Durch das über Net1 gebundene Sir2, eine Histon-Deacetylase, werden Rekombinations-ereignisse an der rDNA unterdrückt [Gottlieb & Esposito 1989] und rDNA-silencing vermittelt, was die RNA Polymerase II-abhängige Transkription verhindert [Smith & Boeke 1997]. Die Inhibition von Rekombinationereignissen zwischen den rDNA Wiederholungen ist notwendig, um die Entstehung kleiner zirkulärer DNA-Fragmente zu verhindern, die sich beschleunigend auf die Zellalterung auswirken [Sinclair & Guarente 1997]. Die Inhibition der rDNA Rekombination und das rDNA-silencing werden wahrscheinlich durch eine Konformationsänderung in der rDNA beeinflusst, die durch die Histon-Deacetylase Aktivität von Sir2 hervorgerufen werden könnte.

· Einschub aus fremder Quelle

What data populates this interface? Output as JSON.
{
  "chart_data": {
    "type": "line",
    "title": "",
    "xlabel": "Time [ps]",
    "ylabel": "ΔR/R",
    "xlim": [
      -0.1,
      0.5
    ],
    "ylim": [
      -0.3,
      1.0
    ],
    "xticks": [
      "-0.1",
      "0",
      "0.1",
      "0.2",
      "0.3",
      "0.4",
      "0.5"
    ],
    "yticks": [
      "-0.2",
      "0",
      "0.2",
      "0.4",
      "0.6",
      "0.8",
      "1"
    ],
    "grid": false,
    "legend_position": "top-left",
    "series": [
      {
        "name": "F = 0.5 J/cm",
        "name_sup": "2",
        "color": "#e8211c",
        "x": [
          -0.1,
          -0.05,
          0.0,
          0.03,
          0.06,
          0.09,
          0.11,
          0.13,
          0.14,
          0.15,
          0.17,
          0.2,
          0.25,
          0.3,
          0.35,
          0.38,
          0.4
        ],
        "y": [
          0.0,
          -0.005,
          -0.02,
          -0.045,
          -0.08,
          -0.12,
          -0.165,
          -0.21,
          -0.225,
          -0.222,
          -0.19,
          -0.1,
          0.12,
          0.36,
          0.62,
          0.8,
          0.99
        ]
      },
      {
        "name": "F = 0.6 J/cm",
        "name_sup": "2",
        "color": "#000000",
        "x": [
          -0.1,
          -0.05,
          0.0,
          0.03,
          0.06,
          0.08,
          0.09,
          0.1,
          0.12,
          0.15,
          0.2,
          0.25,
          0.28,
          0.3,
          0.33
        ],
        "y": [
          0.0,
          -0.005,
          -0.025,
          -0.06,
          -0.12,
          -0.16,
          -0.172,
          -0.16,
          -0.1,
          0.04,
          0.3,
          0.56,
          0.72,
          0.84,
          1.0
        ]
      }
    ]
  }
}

Der RENT-Komplex wird über Fob1 an die NTS1 Region der rDNA rekrutiert, wobei der N-terminale Teil von Net1 ausreichend ist für die Cdc14 und Fob1 Bindung [Traverso et al.

2001, Stegmeier et al. 2004]. Fob1 hilft die Cdc14 Dissoziation von Net1 zu verhindern [Stegmeier et al. 2004]. Es ist im Gegensatz zu Sir2 ein positiver Regulator der rDNA Rekombination. Fob1 blockiert das Voranschreiten der Replikationsgabel [Kobayashi &

Horiuchi 1996], was zu Doppelstrangbrüchen führen kann und so Rekombinationsereignissen erzeugt. Durch die Interaktion von Fob1 mit dem nukleolaren Protein Tof2 werden zusätzlich zu Sir2 weitere negative Regulatoren der Rekombination, Lrs4 und Csm1, an die NTS1 Region der rDNA rekrutiert [Huang et al. 2006] (Kapitel 3.4).

Außerdem ist der RENT-Komplex mit einer rDNA Region assoziiert, die circa 1,5-2 kb der NTS2 Region und der 35S rRNA codierenden Sequenz umfasst [Huang & Moazed 2003]. Die Bindung an diese rDNA Region ist Fob1 unabhängig. Ein möglicher Kandidat für die Rekrutierung des RENT-Komplexes an diese Region könnte die RNA Polymerase I und/oder assoziierte Transkriptionsfaktoren sein [Huang & Moazed 2003]. Diese Hypothese wird dadurch unterstützt, dass Net1 mit der RNA Polymerase I in vivo und in vitro interagiert und deren Aktivität in vitro stimuliert [Shou et al. 2001]. Zudem ist das rDNA-silencing unterdrückt in Zellen, die keine funktionelle RNA Polymerase I aufweisen [Buck et al. 2002].

Weiterhin stellt Net1 eine wichtige Strukturkomponente des Nukleolus dar. In net1-Deletionsmutanten, die im W303 Stammhintergrund der Hefe S. cerevisiae lebensfähig sind, ist die nukleolare Struktur zerstört. Nukleolare Protein, die nicht direkt über Net1 im Nukleolus verankert sind wie Nop1 und Nop2 sind delokalisiert [Shou et al. 2001].

Abbildung 3.4: Eine schematische Darstellung des RENT-Komplexes und seiner nukleolaren Verankerung [verändert nach Shou et al. 1999]

Net1 stellt die Hauptkomponente des RENT-Komplexes dar. Neben Cdc14 ist auch Sir2, eine Komponente des nukleolaren silencing, an Net1 gebunden. Die Bindung des RENT an die NTS1 Region der rDNA erfolgt über Fob1, während die Interaktion mit Teilen der NTS2 Region und der für die 35S rRNA codierenden Sequenz evtl.

über die RNA Polymerase I bewerkstelligt werden könnte.